Gaudet, who lived in Hollywood, died July 28 at 59 after a four-year battle with ALS.
“Her biggest thing was that even if you are given a body that doesn’t work, that doesn’t mean there’s not a soul that doesn’t have every need, every passion you have,” said her daughter. “Though it was ironic and cruel that she got ALS, that was something she always said was her mission.”
Indeed, on February 21, 2013, 18 months after her diagnosis, in a voice slurred by the cruelty of the progressive neurodegenerative disease, Gaudet spoke at a Muscular Dystrophy Association function at Zoo Miami.
“What is one of the most important things we do everyday for each other but we don’t recognize it? What action makes our hearts skip a beat ever so slightly, nourishes our souls? Think about it. A hug.”

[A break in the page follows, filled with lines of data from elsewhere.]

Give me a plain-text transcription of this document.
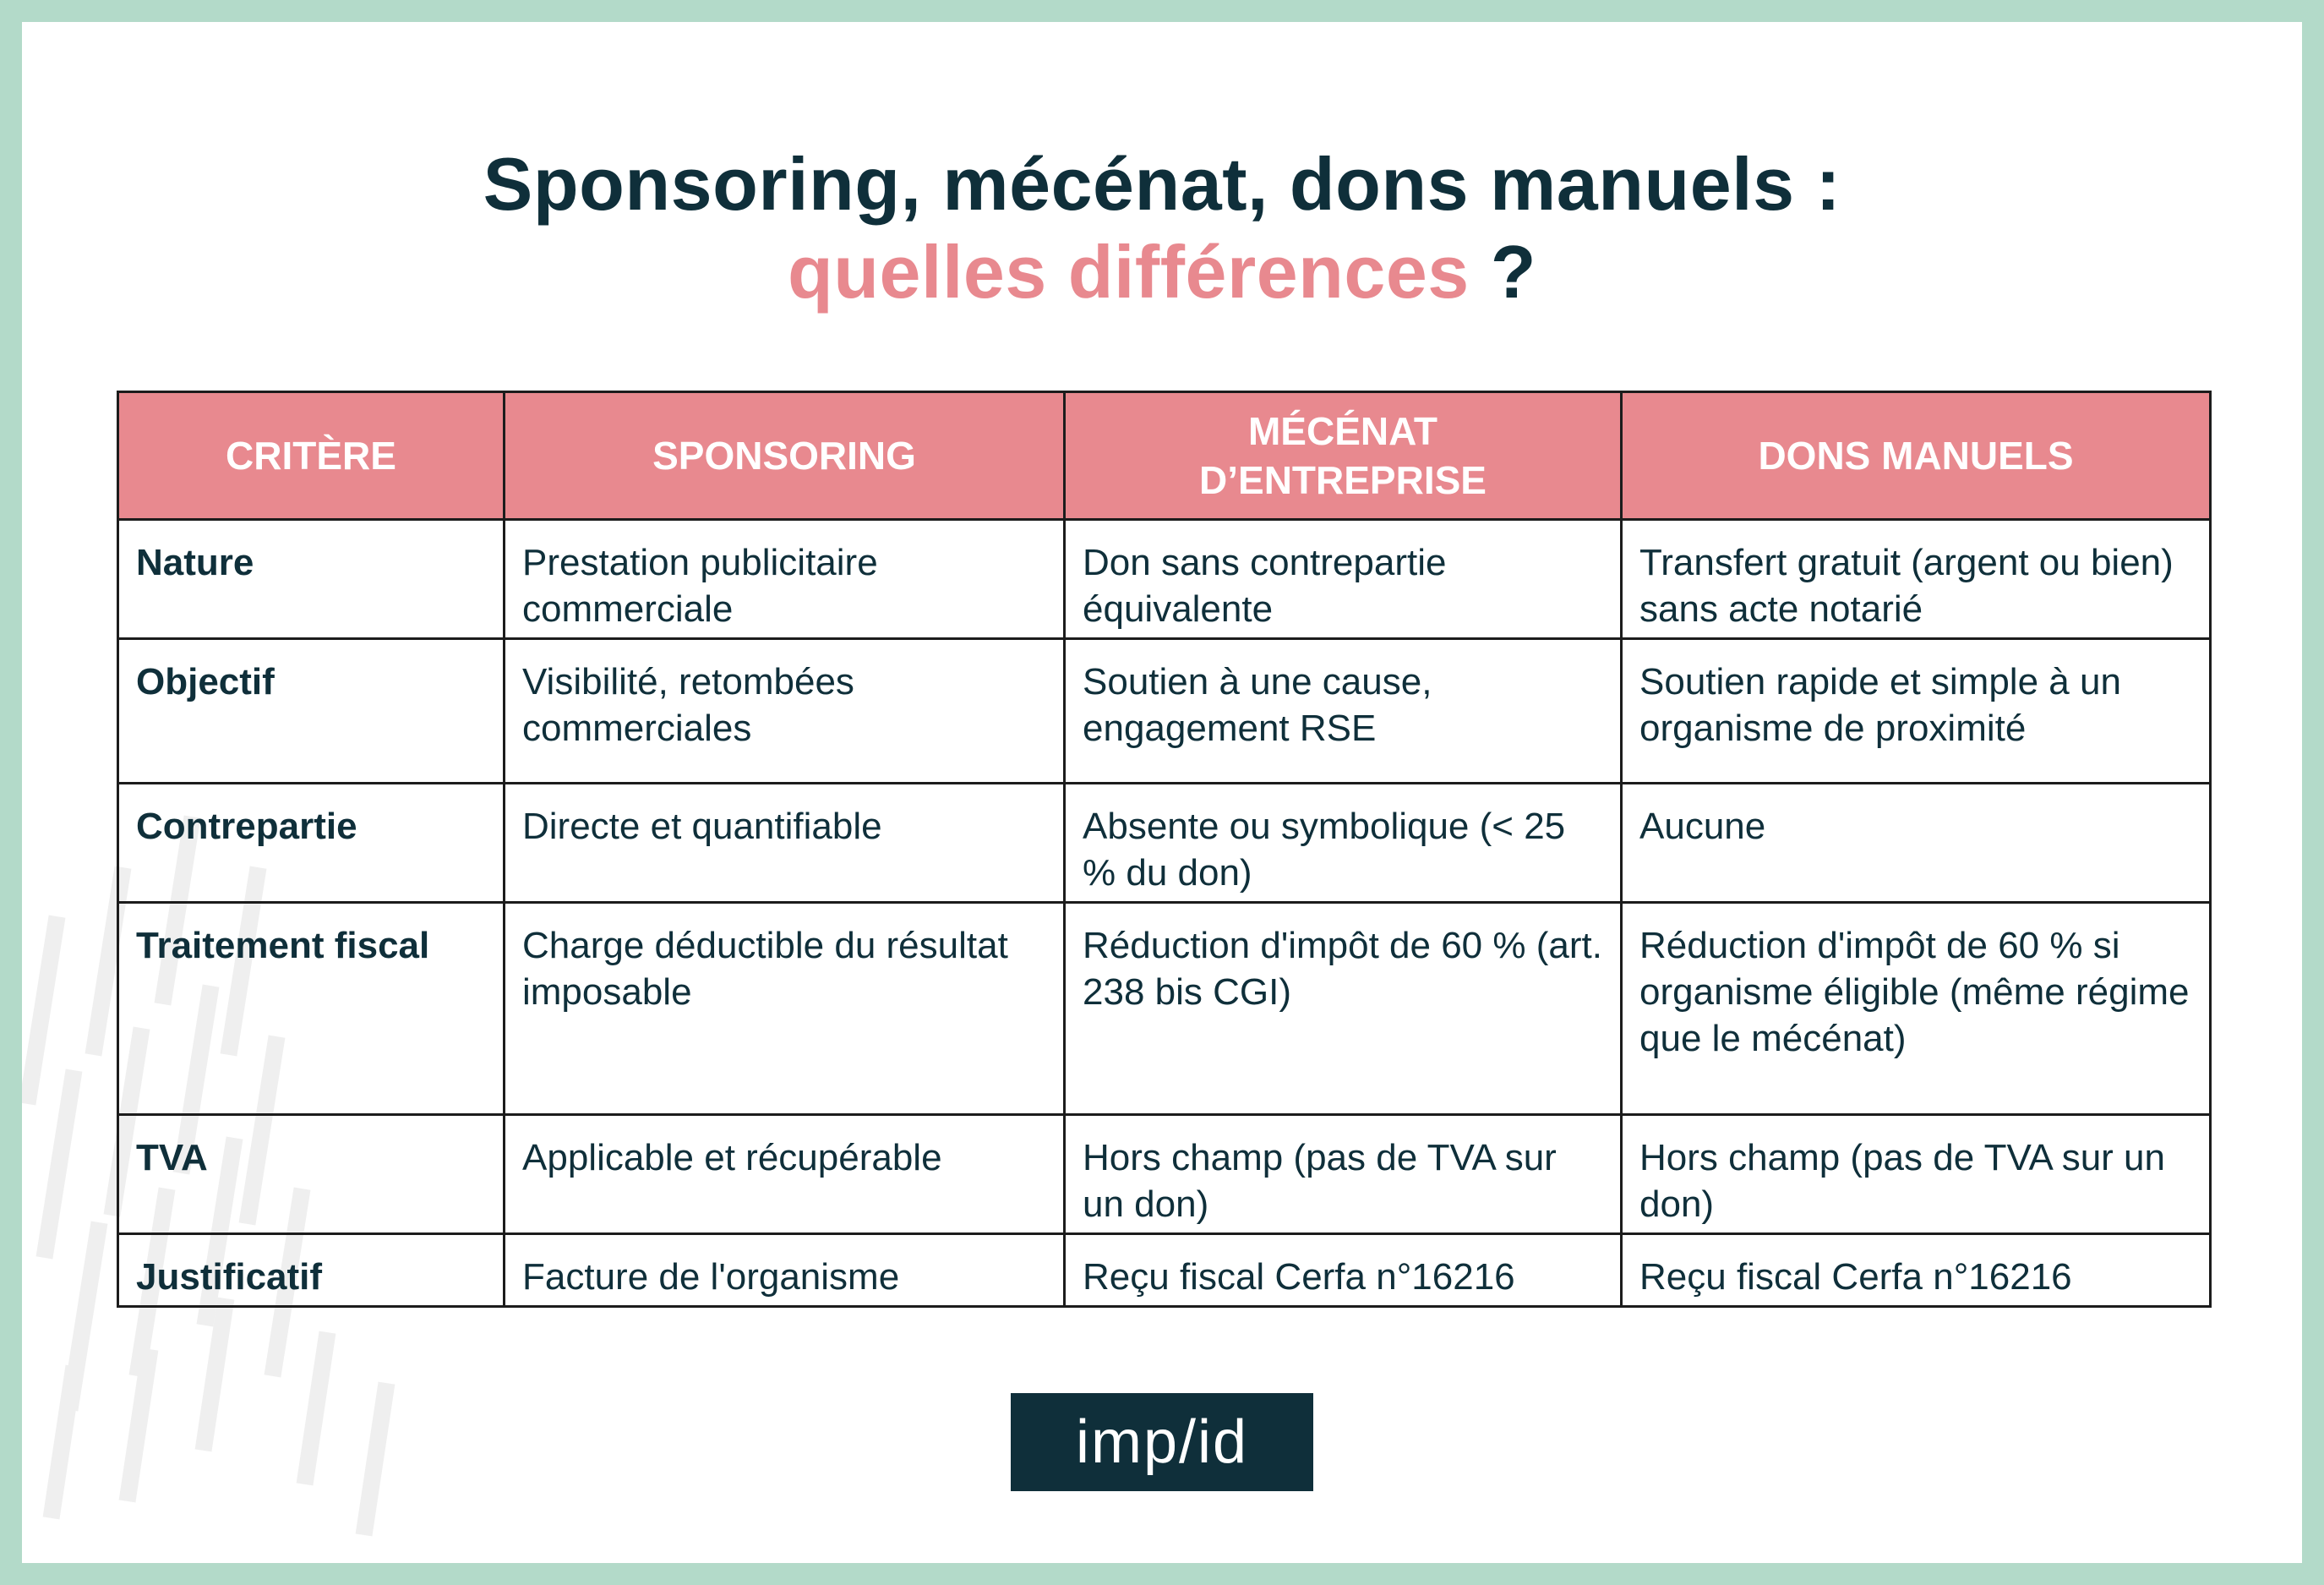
Sponsoring, mécénat, dons manuels :
quelles différences ?
CRITÈRE	SPONSORING	MÉCÉNAT D’ENTREPRISE	DONS MANUELS
Nature	Prestation publicitaire commerciale	Don sans contrepartie équivalente	Transfert gratuit (argent ou bien) sans acte notarié
Objectif	Visibilité, retombées commerciales	Soutien à une cause, engagement RSE	Soutien rapide et simple à un organisme de proximité
Contrepartie	Directe et quantifiable	Absente ou symbolique (< 25 % du don)	Aucune
Traitement fiscal	Charge déductible du résultat imposable	Réduction d'impôt de 60 % (art. 238 bis CGI)	Réduction d'impôt de 60 % si organisme éligible (même régime que le mécénat)
TVA	Applicable et récupérable	Hors champ (pas de TVA sur un don)	Hors champ (pas de TVA sur un don)
Justificatif	Facture de l'organisme	Reçu fiscal Cerfa n°16216	Reçu fiscal Cerfa n°16216
imp/id
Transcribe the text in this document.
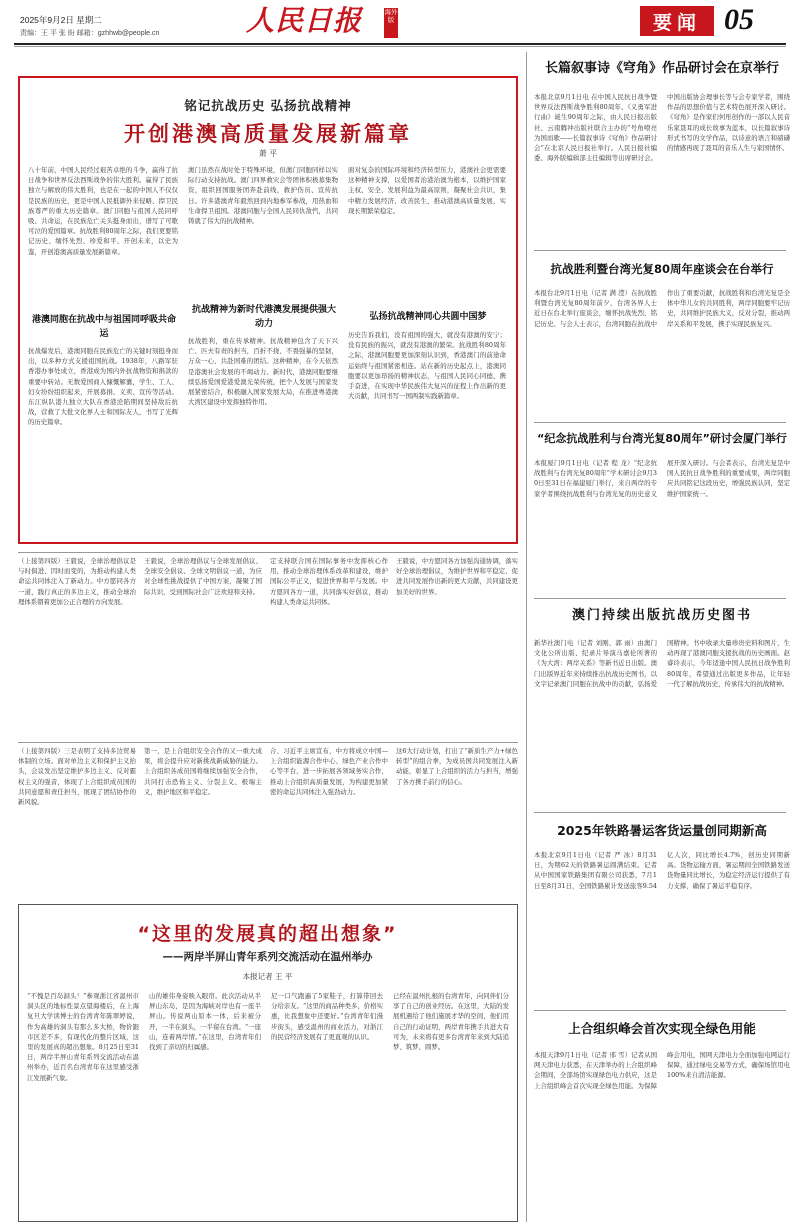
2025年9月2日 星期二
责编：王 平 张 盼 邮箱：gzhhwb@people.cn	人民日报	海外版	要闻 05
铭记抗战历史 弘扬抗战精神
开创港澳高质量发展新篇章
萧 平
八十年前，中国人民经过艰苦卓绝的斗争，赢得了抗日战争和世界反法西斯战争的伟大胜利。赢得了民族独立与解放的伟大胜利，也是在一起的中国人不仅仅是民族的历史，更是中国人民抵御外来侵略、捍卫民族尊严的重大历史篇章。澳门同胞与祖国人民同呼吸、共命运，在民族危亡关头挺身而出，谱写了可歌可泣的爱国篇章。抗战胜利80周年之际，我们更要铭记历史、缅怀先烈、珍爱和平、开创未来，以史为鉴，开创港澳高质量发展新篇章。
港澳同胞在抗战中与祖国同呼吸共命运
抗战爆发后，港澳同胞在民族危亡的关键时刻挺身而出，以多种方式支援祖国抗战。1938年，八路军驻香港办事处成立，香港成为国内外抗战物资和捐款的重要中转站。无数爱国商人慷慨解囊，学生、工人、妇女纷纷组织起来，开展募捐、义卖、宣传等活动。东江纵队港九独立大队在香港沦陷期间坚持敌后抗战，营救了大批文化界人士和国际友人，书写了光辉的历史篇章。
澳门虽然在战时处于特殊环境，但澳门同胞同样以实际行动支持抗战。澳门四界救灾会等团体积极募集物资，组织回国服务团奔赴前线，救护伤员、宣传抗日。许多港澳青年毅然回到内地参军参战，用热血和生命捍卫祖国。港澳同胞与全国人民同仇敌忾，共同铸就了伟大的抗战精神。
抗战精神为新时代港澳发展提供强大动力
抗战胜利，重在传承精神。抗战精神包含了天下兴亡、匹夫有责的担当，百折不挠、不畏强暴的坚韧，万众一心、共赴国难的团结。这种精神，在今天依然是港澳社会发展的不竭动力。新时代，港澳同胞要继续弘扬爱国爱港爱澳光荣传统，把个人发展与国家发展紧密结合，积极融入国家发展大局，在推进粤港澳大湾区建设中发挥独特作用。
面对复杂的国际环境和经济转型压力，港澳社会更需要这种精神支撑，以爱国者治港治澳为根本，以维护国家主权、安全、发展利益为最高原则，凝聚社会共识，集中精力发展经济、改善民生，推动港澳高质量发展，实现长期繁荣稳定。
弘扬抗战精神同心共圆中国梦
历史告诉我们，没有祖国的强大，就没有港澳的安宁；没有民族的振兴，就没有港澳的繁荣。抗战胜利80周年之际，港澳同胞要更加深刻认识到，香港澳门的前途命运始终与祖国紧密相连。站在新的历史起点上，港澳同胞要以更加昂扬的精神状态，与祖国人民同心同德、携手奋进，在实现中华民族伟大复兴的征程上作出新的更大贡献，共同书写一国两制实践新篇章。
长篇叙事诗《穹角》作品研讨会在京举行
本报北京9月1日电 在中国人民抗日战争暨世界反法西斯战争胜利80周年、《义勇军进行曲》诞生90周年之际，由人民日报出版社、云南腾冲出版社联合主办的“号角嘹亮 为国而歌——长篇叙事诗《穹角》作品研讨会”在北京人民日报社举行。人民日报社编委、海外版编辑部主任编辑等出席研讨会。中国出版协会理事长等与会专家学者，围绕作品的思想价值与艺术特色展开深入研讨。《穹角》是作家们何彤创作的一部以人民音乐家聂耳的成长故事为蓝本，以长篇叙事诗形式书写的文学作品，以诗意的语言和磅礴的情感再现了聂耳的音乐人生与家国情怀。
抗战胜利暨台湾光复80周年座谈会在台举行
本报台北9月1日电（记者 满 滢）在抗战胜利暨台湾光复80周年前夕，台湾各界人士近日在台北举行座谈会，缅怀抗战先烈，铭记历史。与会人士表示，台湾同胞在抗战中作出了重要贡献，抗战胜利和台湾光复是全体中华儿女的共同胜利，两岸同胞要牢记历史，共同维护民族大义，反对分裂，推动两岸关系和平发展，携手实现民族复兴。
“纪念抗战胜利与台湾光复80周年”研讨会厦门举行
本报厦门9月1日电（记者 程 龙）“纪念抗战胜利与台湾光复80周年”学术研讨会9月30日至31日在福建厦门举行，来自两岸的专家学者围绕抗战胜利与台湾光复的历史意义展开深入研讨。与会者表示，台湾光复是中国人民抗日战争胜利的重要成果，两岸同胞应共同铭记这段历史，增强民族认同，坚定维护国家统一。
澳门持续出版抗战历史图书
新华社澳门电（记者 刘刚、郭 雨）由澳门文化公所出版、纪录片导演马嘉伦所著的《为大湾：两岸关系》等新书近日出版。澳门出版界近年来持续推出抗战历史图书，以文字记录澳门同胞在抗战中的贡献，弘扬爱国精神。书中收录大量珍贵史料和图片，生动再现了港澳同胞支援抗战的历史画面。赵睿玲表示，今年适逢中国人民抗日战争胜利80周年，希望通过出版更多作品，让年轻一代了解抗战历史，传承伟大的抗战精神。
2025年铁路暑运客货运量创同期新高
本报北京9月1日电（记者 严 冰）8月31日，为期62天的铁路暑运圆满结束。记者从中国国家铁路集团有限公司获悉，7月1日至8月31日，全国铁路累计发送旅客9.54亿人次，同比增长4.7%，创历史同期新高。货物运输方面，暑运期间全国铁路发送货物量同比增长，为稳定经济运行提供了有力支撑，确保了暑运平稳有序。
上合组织峰会首次实现全绿色用能
本报天津9月1日电（记者 邢 雪）记者从国网天津电力获悉，在天津举办的上合组织峰会期间，全部场馆实现绿色电力供应，这是上合组织峰会首次实现全绿色用能。为保障峰会用电，国网天津电力全面加强电网运行保障，通过绿电交易等方式，确保场馆用电100%来自清洁能源。
（上接第四版）王毅说，全球治理倡议是与时俱进、因时而变的，为推动构建人类命运共同体注入了新动力。中方愿同各方一道，践行真正的多边主义，推动全球治理体系朝着更加公正合理的方向发展。
王毅说，全球治理倡议与全球发展倡议、全球安全倡议、全球文明倡议一道，为应对全球性挑战提供了中国方案，凝聚了国际共识，受到国际社会广泛欢迎和支持。
定支持联合国在国际事务中发挥核心作用，推动全球治理体系改革和建设，维护国际公平正义，促进世界和平与发展。中方愿同各方一道，共同落实好倡议，推动构建人类命运共同体。
王毅说，中方愿同各方加强沟通协调，落实好全球治理倡议，为维护世界和平稳定、促进共同发展作出新的更大贡献，共同建设更加美好的世界。
（上接第四版）三是表明了支持多边贸易体制的立场。面对单边主义和保护主义抬头，会议发出坚定维护多边主义、反对霸权主义的强音，体现了上合组织成员国的共同意愿和责任担当，展现了团结协作的新风貌。
第一，是上合组织安全合作的又一重大成果，将会提升应对新挑战新威胁的能力。上合组织各成员国将继续加强安全合作，共同打击恐怖主义、分裂主义、极端主义，维护地区和平稳定。
合、习近平主席宣布，中方将成立中国—上合组织能源合作中心、绿色产业合作中心等平台，进一步拓展各领域务实合作，推动上合组织高质量发展，为构建更加紧密的命运共同体注入强劲动力。
这6大行动计划，打出了“新质生产力+绿色转型”的组合拳，为成员国共同发展注入新动能，彰显了上合组织的活力与担当，增强了各方携手前行的信心。
“这里的发展真的超出想象”
——两岸半屏山青年系列交流活动在温州举办
本报记者 王 平
“不愧是百岛洞头！”参观浙江省温州市洞头区的地标性景点望海楼后，在上海复旦大学读博士的台湾青年陈翠婷说，作为高雄的洞头有那么多大桥，物价跟市区差不多，有现代化的整片区域，这里的发展真的超出想象。8月25日至31日，两岸半屏山青年系列交流活动在温州举办，近百名台湾青年在这里感受浙江发展新气象。
山的雄伟身姿映入眼帘。此次活动从半屏山东岛，是因为海峡对岸也有一座半屏山。传说两山原本一体，后来被分开，一半在洞头，一半留在台湾。“一座山，连着两岸情。”在这里，台湾青年们找到了亲切的归属感。
尼一口气跑遍了5家鞋子，打算带回去分给亲友。“这里的商品种类多、价格实惠，比我想象中还要好。”台湾青年们漫步街头，感受温州的商业活力，对浙江的民营经济发展有了更直观的认识。
已经在温州扎根的台湾青年，向同伴们分享了自己的创业经历。在这里，大陆的发展机遇给了他们施展才华的空间，他们用自己的行动证明，两岸青年携手共进大有可为，未来将有更多台湾青年来到大陆追梦、筑梦、圆梦。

Gaudet encouraged the crowd of 150 to embrace.
“That contact with another living being is so important,” she said of the group hug. “That transfer of positive energy, that acknowledgment of caring for each other, is a simple but powerful gesture.”
After the communal embrace, Gaudet seemed buoyed. On the video, her concern for others seemed palpable.
“How powerful is that?” she said to a round of applause and giggles.
She then delivered a message that became the theme of the MDA event, a line she borrowed from the 1989 comedy, “Bill and Ted’s Excellent Adventure.”
“Be excellent to each other.”
“It might sound strange but sometimes the simplest messages are the most meaningful and powerful,” she added.
Gaudet, born Feb. 11, 1957 in Jersey City, New Jersey, graduated from the University of South Florida with a bachelor’s in fine arts. She earned her master’s from New Hampshire’s Plymouth State College in special education.
“She wanted to help those without a voice,” Williams said of her mother who had musical talents and loved to entertain and perform spot-on impersonations of singer Aretha Franklin.
In 2012, before she got sick, she took a group of Thomas Jefferson students on a field trip to Epcot. “She taught the kids how to make a butterfly garden. She thought that bond would help these kids,” her daughter said.
At the MDA event, Gaudet closed: “When I can no longer speak, I will have a voice. When I can no longer walk, I will still keep up with you. When I can no longer breathe on my own, you will feel my whisper in your ear. I am here. I will not give up. Do not forget me.”
Gaudet is survived by her children Ida Williams, Annie and Scott Gaudet; her parents Stanley and Shirley Buchwald; and her siblings Danny and Marc Buchwald. Services were held. Donations can be made to ALSA Broward Chapter.